19. Duke Huan I 宋桓公 (Yuyue 御說), 681–651, younger brother of Duke Min II
20. Duke Xiang (Zifu 茲父), 650–637
21. Duke Cheng 宋成公 (Wangchen 王臣), 636–620
22. Yu, Duke of Song 宋公禦, younger brother of the above, assassinated less than one month after accession.
23. Duke Zhao I 宋昭公 (Chujiu 杵臼), 619–611, son of Duke Cheng
24. Duke Wen 宋文公 (Bao 鮑), 610–589, younger brother of the above
25. Duke Gong 宋共公 (Xia 瑕), 588–576
26. Duke Ping 宋平公 (Cheng 成), 575–532
27. Duke Yuan 宋元公 (Zuo 佐), 531–517
28. Duke Jing 宋景公 (Touman 頭曼), 516–451
29. Duke Zhao II 宋昭公 (De 得), 450–404, great-grandson of Duke Yuan; possibly 468–404, making him one of the longest-reigning monarchs.
30. Duke Dao 宋悼公 (Gouyou 購由), 403–396
31. Duke Xiu 宋休公 (Tian 田), 395–373
32. Duke Huan II 宋桓公 (Bibing 辟兵), 372–370
33. Lord Ticheng of Song 宋剔成君, 369–329, descendant of the 11th duke, Dai
34. Yan, King of Song 宋王偃, King Kang 宋康王, 328–286, younger brother of the above
== Descendants ==

Confucius is traditionally considered to have been a descendant of the Dukes of Song. His descendants hold the honorary title Duke Yansheng.

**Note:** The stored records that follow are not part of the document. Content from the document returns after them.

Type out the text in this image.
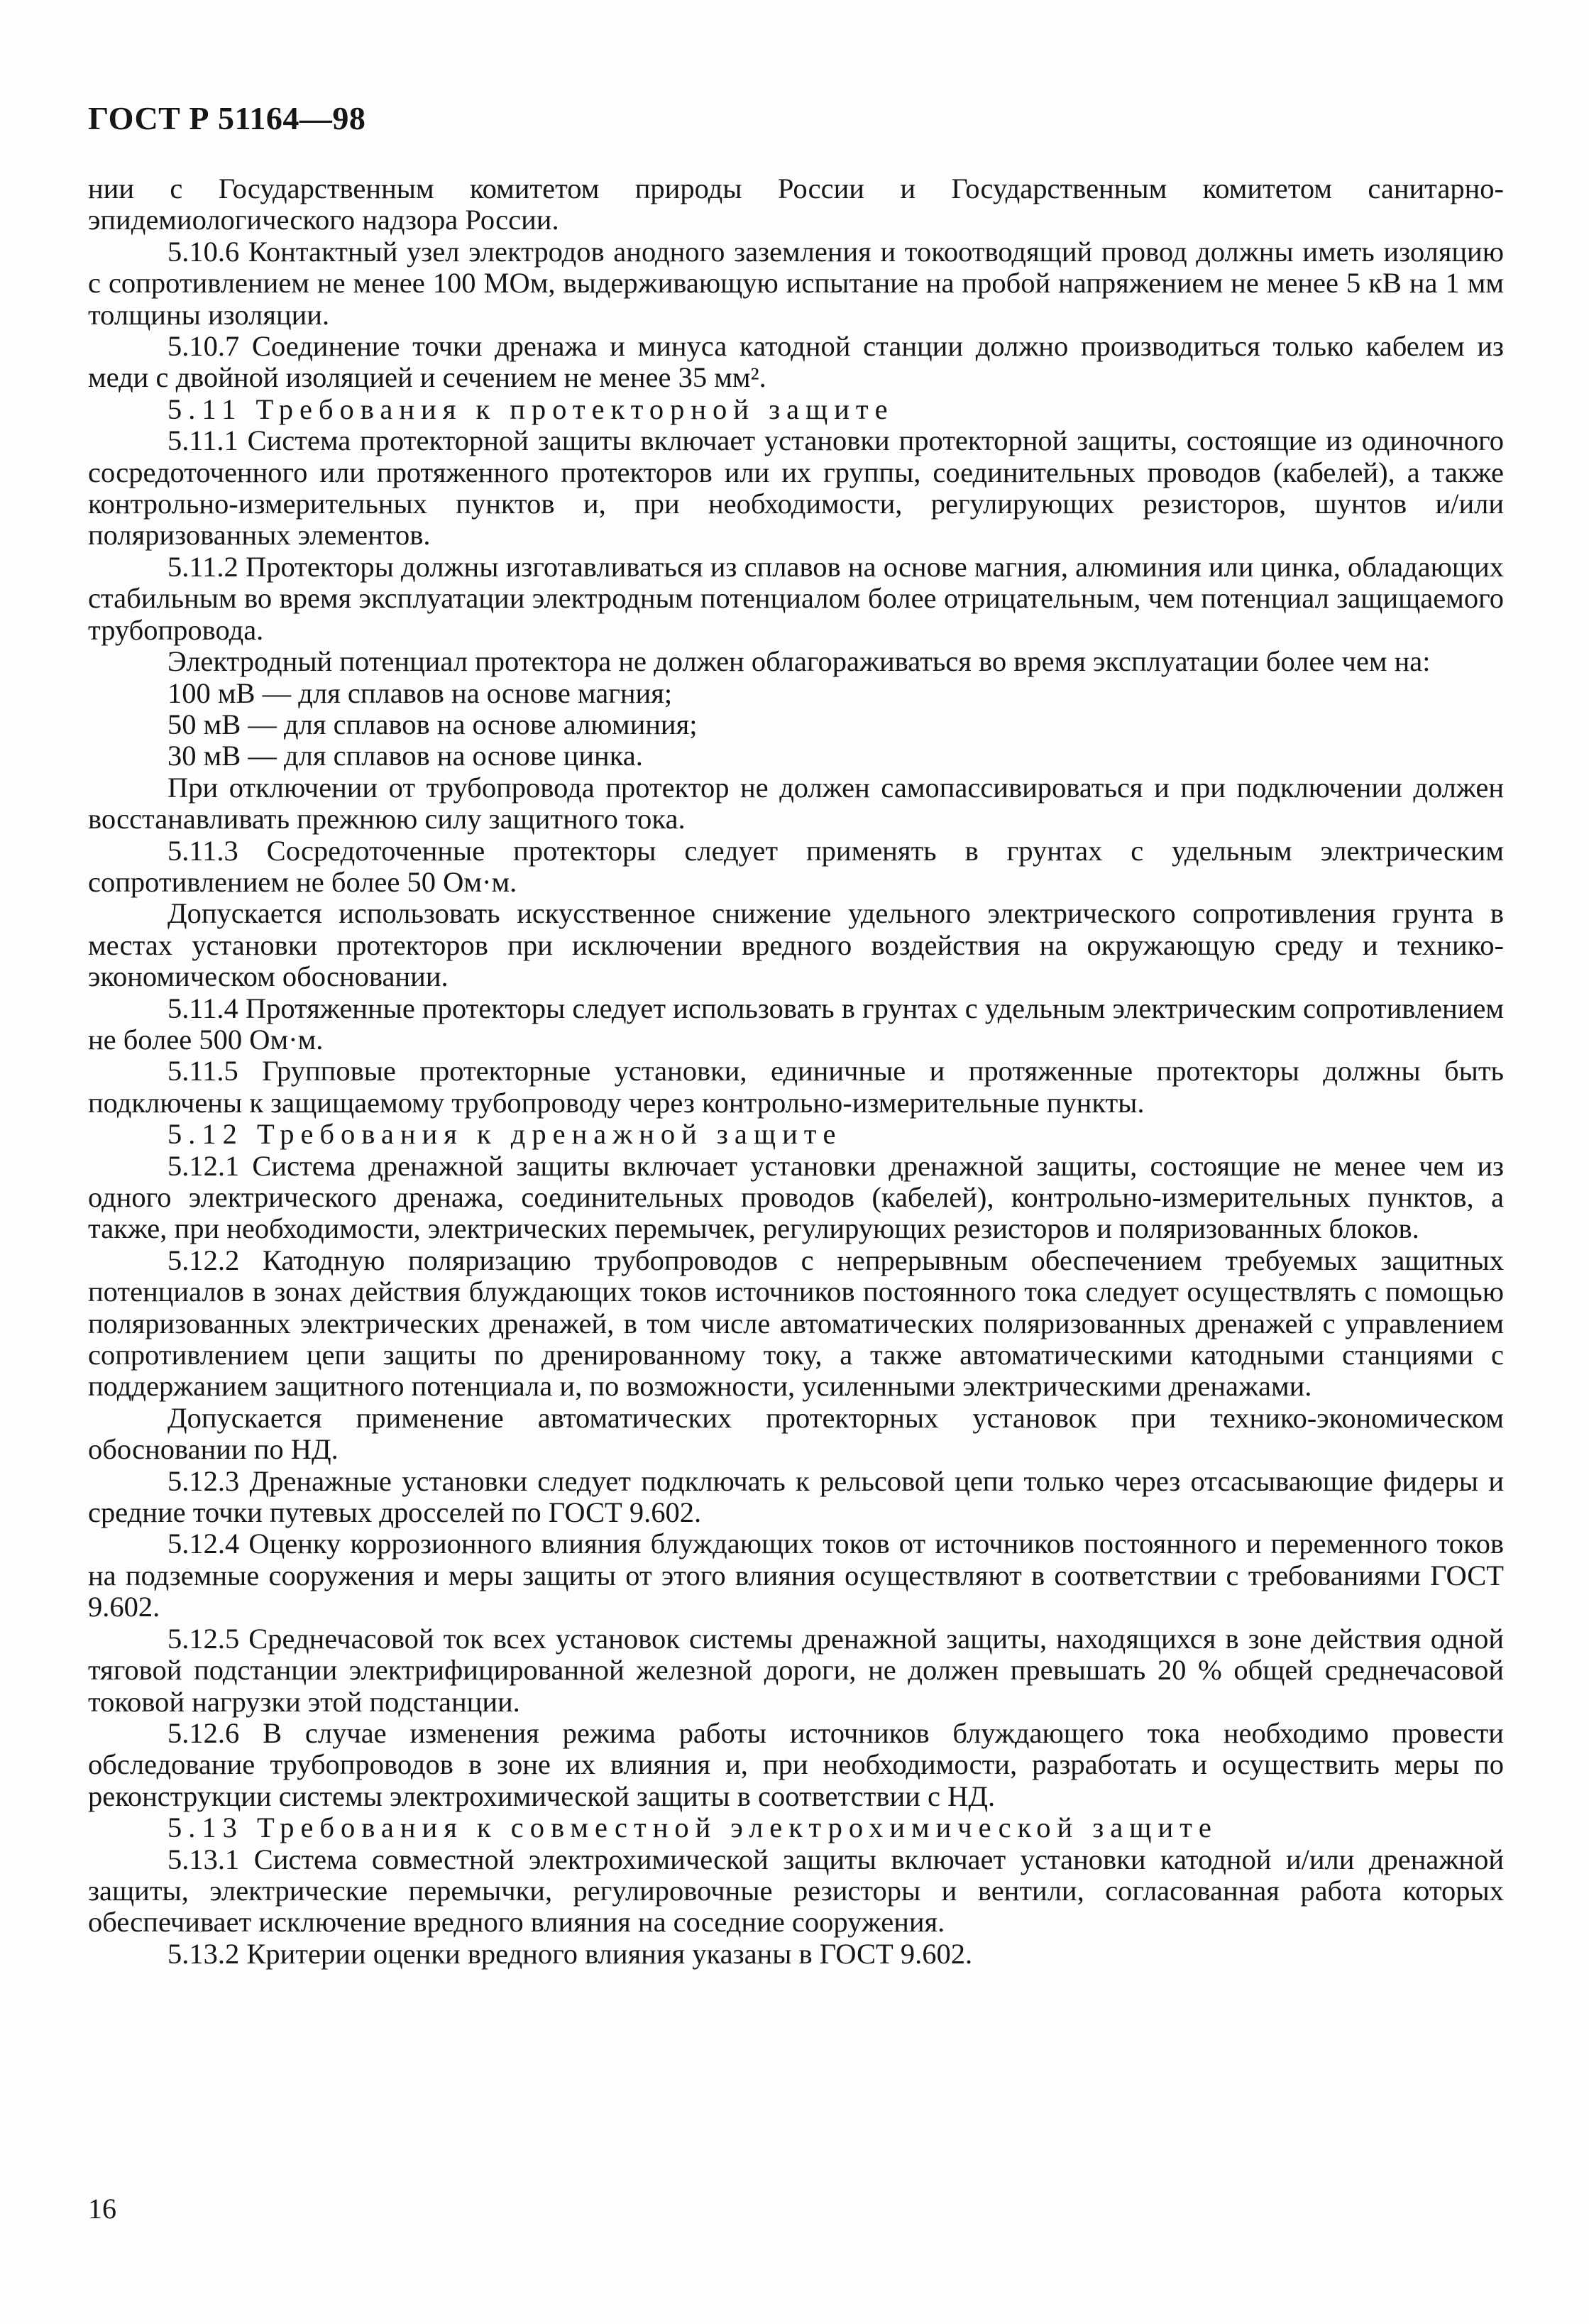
ГОСТ Р 51164—98

нии с Государственным комитетом природы России и Государственным комитетом санитарно-эпидемиологического надзора России.

5.10.6 Контактный узел электродов анодного заземления и токоотводящий провод должны иметь изоляцию с сопротивлением не менее 100 МОм, выдерживающую испытание на пробой напряжением не менее 5 кВ на 1 мм толщины изоляции.

5.10.7 Соединение точки дренажа и минуса катодной станции должно производиться только кабелем из меди с двойной изоляцией и сечением не менее 35 мм².

5.11 Требования к протекторной защите

5.11.1 Система протекторной защиты включает установки протекторной защиты, состоящие из одиночного сосредоточенного или протяженного протекторов или их группы, соединительных проводов (кабелей), а также контрольно-измерительных пунктов и, при необходимости, регулирующих резисторов, шунтов и/или поляризованных элементов.

5.11.2 Протекторы должны изготавливаться из сплавов на основе магния, алюминия или цинка, обладающих стабильным во время эксплуатации электродным потенциалом более отрицательным, чем потенциал защищаемого трубопровода.

Электродный потенциал протектора не должен облагораживаться во время эксплуатации более чем на:

100 мВ — для сплавов на основе магния;

50 мВ — для сплавов на основе алюминия;

30 мВ — для сплавов на основе цинка.

При отключении от трубопровода протектор не должен самопассивироваться и при подключении должен восстанавливать прежнюю силу защитного тока.

5.11.3 Сосредоточенные протекторы следует применять в грунтах с удельным электрическим сопротивлением не более 50 Ом·м.

Допускается использовать искусственное снижение удельного электрического сопротивления грунта в местах установки протекторов при исключении вредного воздействия на окружающую среду и технико-экономическом обосновании.

5.11.4 Протяженные протекторы следует использовать в грунтах с удельным электрическим сопротивлением не более 500 Ом·м.

5.11.5 Групповые протекторные установки, единичные и протяженные протекторы должны быть подключены к защищаемому трубопроводу через контрольно-измерительные пункты.

5.12 Требования к дренажной защите

5.12.1 Система дренажной защиты включает установки дренажной защиты, состоящие не менее чем из одного электрического дренажа, соединительных проводов (кабелей), контрольно-измерительных пунктов, а также, при необходимости, электрических перемычек, регулирующих резисторов и поляризованных блоков.

5.12.2 Катодную поляризацию трубопроводов с непрерывным обеспечением требуемых защитных потенциалов в зонах действия блуждающих токов источников постоянного тока следует осуществлять с помощью поляризованных электрических дренажей, в том числе автоматических поляризованных дренажей с управлением сопротивлением цепи защиты по дренированному току, а также автоматическими катодными станциями с поддержанием защитного потенциала и, по возможности, усиленными электрическими дренажами.

Допускается применение автоматических протекторных установок при технико-экономическом обосновании по НД.

5.12.3 Дренажные установки следует подключать к рельсовой цепи только через отсасывающие фидеры и средние точки путевых дросселей по ГОСТ 9.602.

5.12.4 Оценку коррозионного влияния блуждающих токов от источников постоянного и переменного токов на подземные сооружения и меры защиты от этого влияния осуществляют в соответствии с требованиями ГОСТ 9.602.

5.12.5 Среднечасовой ток всех установок системы дренажной защиты, находящихся в зоне действия одной тяговой подстанции электрифицированной железной дороги, не должен превышать 20 % общей среднечасовой токовой нагрузки этой подстанции.

5.12.6 В случае изменения режима работы источников блуждающего тока необходимо провести обследование трубопроводов в зоне их влияния и, при необходимости, разработать и осуществить меры по реконструкции системы электрохимической защиты в соответствии с НД.

5.13 Требования к совместной электрохимической защите

5.13.1 Система совместной электрохимической защиты включает установки катодной и/или дренажной защиты, электрические перемычки, регулировочные резисторы и вентили, согласованная работа которых обеспечивает исключение вредного влияния на соседние сооружения.

5.13.2 Критерии оценки вредного влияния указаны в ГОСТ 9.602.

16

The title of Duke of Song and "Duke Who Continues and Honours the Yin" (殷紹嘉公) were bestowed upon Kong An by the Eastern Han dynasty because he was part of the Shang dynasty's legacy. This branch of the Kong family is a separate branch from the line that held the title of Marquis of Fengsheng village and later Duke Yansheng.

== Song in astronomy ==
Song is represented by the star Eta Ophiuchi in the asterism Left Wall, Heavenly Market enclosure (see Chinese constellation).